Increased renewable supply also led to a 16% reduction in gas and distillate-powered generation. Overall, there was a decrease of around 3% in Western Australian domestic gas consumption, as reductions in electricity generation, minerals processing and industrial use were partially offset by increased mining consumption. 

During the quarter, AEMO commenced the operation of two major market reforms in the NEM, Five-Minute Settlement (5MS) and Wholesale Demand Response (WDR) on 1 October and 24 October, respectively. 

An early observable impact of 5MS has been the effective cessation of dispatch prices regularly falling to the market price floor of -$1,000/MWh following a very high price dispatch interval. Previously, loads and generators had a strong financial incentive to rebid after a price spike early in a 30-minute trading interval due to the effect of the spike on the 30-minute average settlement price. Under 5MS, this incentive is removed and in most circumstances price spikes have not been followed by price collapses to the floor over the balance of a half hour. 

Following commencement of the WDR mechanism, AEMO registered three WDR units, two in Victoria and one in New South Wales. Although there was no significant market utilisation of WDR during the quarter.  

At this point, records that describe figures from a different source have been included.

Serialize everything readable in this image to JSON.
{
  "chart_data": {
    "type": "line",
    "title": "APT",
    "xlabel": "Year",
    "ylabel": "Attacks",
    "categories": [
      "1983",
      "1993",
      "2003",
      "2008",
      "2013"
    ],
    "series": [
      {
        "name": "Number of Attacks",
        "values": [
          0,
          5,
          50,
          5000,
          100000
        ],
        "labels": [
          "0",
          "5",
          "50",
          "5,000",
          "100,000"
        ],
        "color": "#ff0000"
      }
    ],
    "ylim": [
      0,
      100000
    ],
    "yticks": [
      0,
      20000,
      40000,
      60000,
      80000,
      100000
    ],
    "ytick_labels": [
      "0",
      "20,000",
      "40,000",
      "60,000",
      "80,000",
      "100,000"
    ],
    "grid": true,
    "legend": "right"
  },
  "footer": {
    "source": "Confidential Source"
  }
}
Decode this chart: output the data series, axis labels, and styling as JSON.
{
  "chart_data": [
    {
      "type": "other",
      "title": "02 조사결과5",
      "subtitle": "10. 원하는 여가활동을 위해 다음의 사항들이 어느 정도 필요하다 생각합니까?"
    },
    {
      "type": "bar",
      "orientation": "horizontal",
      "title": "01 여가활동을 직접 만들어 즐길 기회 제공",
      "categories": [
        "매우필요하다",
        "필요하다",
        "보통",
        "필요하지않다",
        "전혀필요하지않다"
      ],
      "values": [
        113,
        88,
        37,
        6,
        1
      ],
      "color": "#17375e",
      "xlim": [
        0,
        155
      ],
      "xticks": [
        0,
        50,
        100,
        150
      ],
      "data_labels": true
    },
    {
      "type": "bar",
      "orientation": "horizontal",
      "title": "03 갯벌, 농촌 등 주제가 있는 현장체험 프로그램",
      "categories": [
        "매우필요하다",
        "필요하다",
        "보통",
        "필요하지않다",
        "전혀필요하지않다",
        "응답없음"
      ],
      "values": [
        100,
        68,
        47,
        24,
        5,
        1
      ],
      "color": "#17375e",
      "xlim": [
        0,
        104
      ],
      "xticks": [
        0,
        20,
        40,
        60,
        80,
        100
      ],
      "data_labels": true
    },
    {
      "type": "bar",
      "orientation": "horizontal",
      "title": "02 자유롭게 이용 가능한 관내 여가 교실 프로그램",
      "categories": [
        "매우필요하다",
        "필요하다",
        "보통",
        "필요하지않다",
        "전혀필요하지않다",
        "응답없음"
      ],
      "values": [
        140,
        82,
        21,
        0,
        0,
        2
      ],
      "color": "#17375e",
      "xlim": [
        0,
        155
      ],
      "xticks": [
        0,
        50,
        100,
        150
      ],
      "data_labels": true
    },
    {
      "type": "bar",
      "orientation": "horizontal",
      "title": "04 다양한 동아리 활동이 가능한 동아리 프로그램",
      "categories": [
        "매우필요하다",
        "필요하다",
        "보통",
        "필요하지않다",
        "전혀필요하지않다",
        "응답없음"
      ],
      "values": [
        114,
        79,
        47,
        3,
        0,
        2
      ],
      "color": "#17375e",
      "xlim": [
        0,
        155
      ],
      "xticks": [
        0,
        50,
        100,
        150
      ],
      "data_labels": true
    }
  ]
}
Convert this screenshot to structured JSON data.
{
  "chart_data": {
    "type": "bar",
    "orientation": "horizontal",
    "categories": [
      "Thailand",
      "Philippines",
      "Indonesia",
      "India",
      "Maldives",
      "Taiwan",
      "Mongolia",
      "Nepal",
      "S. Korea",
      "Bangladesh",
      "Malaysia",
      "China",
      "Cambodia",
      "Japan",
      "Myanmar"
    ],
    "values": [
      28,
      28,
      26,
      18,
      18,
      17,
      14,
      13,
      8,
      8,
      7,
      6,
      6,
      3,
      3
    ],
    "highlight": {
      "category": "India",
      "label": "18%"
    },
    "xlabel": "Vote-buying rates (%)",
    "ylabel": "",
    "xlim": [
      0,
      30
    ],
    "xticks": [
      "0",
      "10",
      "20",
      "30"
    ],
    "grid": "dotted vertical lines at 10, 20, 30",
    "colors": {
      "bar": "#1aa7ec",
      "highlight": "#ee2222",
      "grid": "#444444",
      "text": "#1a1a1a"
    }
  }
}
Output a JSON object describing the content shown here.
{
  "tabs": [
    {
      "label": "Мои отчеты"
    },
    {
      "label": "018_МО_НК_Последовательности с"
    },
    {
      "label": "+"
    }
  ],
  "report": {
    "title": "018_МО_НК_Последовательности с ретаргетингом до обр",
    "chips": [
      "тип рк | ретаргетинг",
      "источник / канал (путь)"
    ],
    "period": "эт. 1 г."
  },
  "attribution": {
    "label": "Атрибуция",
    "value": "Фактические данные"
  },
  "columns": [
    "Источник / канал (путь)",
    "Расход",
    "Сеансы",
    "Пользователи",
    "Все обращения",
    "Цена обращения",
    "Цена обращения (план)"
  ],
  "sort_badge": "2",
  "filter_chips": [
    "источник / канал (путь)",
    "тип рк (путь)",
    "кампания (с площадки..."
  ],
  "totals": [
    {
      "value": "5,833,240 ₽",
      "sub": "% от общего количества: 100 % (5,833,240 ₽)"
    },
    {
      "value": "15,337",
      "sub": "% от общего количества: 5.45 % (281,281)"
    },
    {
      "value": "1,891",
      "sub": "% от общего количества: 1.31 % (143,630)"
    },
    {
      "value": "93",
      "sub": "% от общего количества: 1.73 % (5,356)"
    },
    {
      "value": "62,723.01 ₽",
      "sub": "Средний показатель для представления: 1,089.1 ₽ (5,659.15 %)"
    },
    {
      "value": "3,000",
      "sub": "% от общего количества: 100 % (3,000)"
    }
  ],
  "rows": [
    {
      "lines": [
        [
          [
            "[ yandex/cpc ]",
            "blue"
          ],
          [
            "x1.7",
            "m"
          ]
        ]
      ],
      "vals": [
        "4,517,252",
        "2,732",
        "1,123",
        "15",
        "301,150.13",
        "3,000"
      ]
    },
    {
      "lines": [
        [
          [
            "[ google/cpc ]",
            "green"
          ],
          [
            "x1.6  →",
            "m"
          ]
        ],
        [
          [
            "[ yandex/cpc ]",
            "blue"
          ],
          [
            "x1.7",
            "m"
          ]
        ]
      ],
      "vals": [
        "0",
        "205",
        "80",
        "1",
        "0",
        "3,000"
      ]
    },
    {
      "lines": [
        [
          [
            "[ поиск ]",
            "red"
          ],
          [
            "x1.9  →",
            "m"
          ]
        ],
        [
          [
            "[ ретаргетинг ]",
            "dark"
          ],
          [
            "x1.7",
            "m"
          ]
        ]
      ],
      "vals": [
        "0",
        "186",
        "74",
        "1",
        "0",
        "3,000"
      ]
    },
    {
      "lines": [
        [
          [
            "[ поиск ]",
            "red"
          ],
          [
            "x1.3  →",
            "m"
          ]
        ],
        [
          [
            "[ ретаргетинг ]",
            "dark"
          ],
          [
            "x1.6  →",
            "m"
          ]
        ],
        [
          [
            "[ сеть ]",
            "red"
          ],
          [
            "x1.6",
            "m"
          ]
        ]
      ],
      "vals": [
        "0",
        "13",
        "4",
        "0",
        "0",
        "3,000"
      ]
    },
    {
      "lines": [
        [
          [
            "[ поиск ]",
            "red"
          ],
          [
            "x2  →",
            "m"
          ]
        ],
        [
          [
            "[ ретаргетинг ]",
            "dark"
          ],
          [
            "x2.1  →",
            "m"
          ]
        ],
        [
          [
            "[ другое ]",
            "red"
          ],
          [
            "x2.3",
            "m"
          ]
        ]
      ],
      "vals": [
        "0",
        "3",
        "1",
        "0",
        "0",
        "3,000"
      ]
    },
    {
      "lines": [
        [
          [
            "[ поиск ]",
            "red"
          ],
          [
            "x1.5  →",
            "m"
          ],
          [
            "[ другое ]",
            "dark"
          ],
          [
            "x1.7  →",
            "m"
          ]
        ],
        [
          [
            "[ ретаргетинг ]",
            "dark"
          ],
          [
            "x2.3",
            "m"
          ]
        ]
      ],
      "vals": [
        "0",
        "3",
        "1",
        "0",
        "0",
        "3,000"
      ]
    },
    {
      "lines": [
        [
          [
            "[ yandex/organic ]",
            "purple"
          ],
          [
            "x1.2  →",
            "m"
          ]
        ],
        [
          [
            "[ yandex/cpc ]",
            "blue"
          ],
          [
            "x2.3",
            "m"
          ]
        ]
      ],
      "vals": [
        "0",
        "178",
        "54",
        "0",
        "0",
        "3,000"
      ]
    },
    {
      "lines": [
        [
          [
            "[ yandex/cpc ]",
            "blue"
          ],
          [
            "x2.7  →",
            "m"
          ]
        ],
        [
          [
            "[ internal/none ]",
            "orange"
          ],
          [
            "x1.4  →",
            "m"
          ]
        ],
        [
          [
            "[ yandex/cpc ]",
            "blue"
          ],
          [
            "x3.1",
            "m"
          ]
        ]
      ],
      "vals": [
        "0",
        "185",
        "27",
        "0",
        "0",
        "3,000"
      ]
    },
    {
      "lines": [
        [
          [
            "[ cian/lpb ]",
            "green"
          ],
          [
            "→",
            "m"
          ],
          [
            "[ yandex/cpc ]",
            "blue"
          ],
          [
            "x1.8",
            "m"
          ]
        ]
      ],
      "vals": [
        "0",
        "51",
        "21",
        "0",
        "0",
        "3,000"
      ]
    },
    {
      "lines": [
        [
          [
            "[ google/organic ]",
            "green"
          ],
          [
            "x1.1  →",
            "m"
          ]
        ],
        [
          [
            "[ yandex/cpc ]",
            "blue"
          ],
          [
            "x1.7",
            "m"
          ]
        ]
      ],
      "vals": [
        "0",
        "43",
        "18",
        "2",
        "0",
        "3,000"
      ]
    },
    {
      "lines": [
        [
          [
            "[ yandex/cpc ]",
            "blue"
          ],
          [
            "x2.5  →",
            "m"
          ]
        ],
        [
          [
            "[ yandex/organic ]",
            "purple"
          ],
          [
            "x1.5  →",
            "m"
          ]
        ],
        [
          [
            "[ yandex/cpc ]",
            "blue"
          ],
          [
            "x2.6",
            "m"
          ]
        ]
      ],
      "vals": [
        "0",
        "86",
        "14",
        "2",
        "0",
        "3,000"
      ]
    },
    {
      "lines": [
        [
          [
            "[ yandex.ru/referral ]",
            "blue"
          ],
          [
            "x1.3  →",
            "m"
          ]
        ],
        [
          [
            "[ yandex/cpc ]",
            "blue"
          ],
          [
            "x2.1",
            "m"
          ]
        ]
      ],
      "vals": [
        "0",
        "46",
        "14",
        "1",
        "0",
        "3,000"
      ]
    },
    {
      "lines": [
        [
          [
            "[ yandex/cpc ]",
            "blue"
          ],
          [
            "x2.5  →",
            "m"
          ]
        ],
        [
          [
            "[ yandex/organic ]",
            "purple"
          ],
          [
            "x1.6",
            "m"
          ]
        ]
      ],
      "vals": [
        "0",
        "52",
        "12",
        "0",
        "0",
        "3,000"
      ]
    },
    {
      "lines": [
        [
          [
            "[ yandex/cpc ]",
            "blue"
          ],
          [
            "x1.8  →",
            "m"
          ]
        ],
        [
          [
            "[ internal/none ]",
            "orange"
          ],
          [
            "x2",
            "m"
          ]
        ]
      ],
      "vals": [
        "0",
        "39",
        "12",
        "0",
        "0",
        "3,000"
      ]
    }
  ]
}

In late November, the commissioning of the four synchronous condensers in South Australia reduced the required gas generation units for system security purposes from the equivalent of four large units to two, under most operating conditions. Since the update in system strength limit advice, this resulted in a notable reduction in average gas generation output under direction and therefore direction costs. Prior to this, high gas prices and very low daytime electricity prices led to frequent direction of multiple gas units.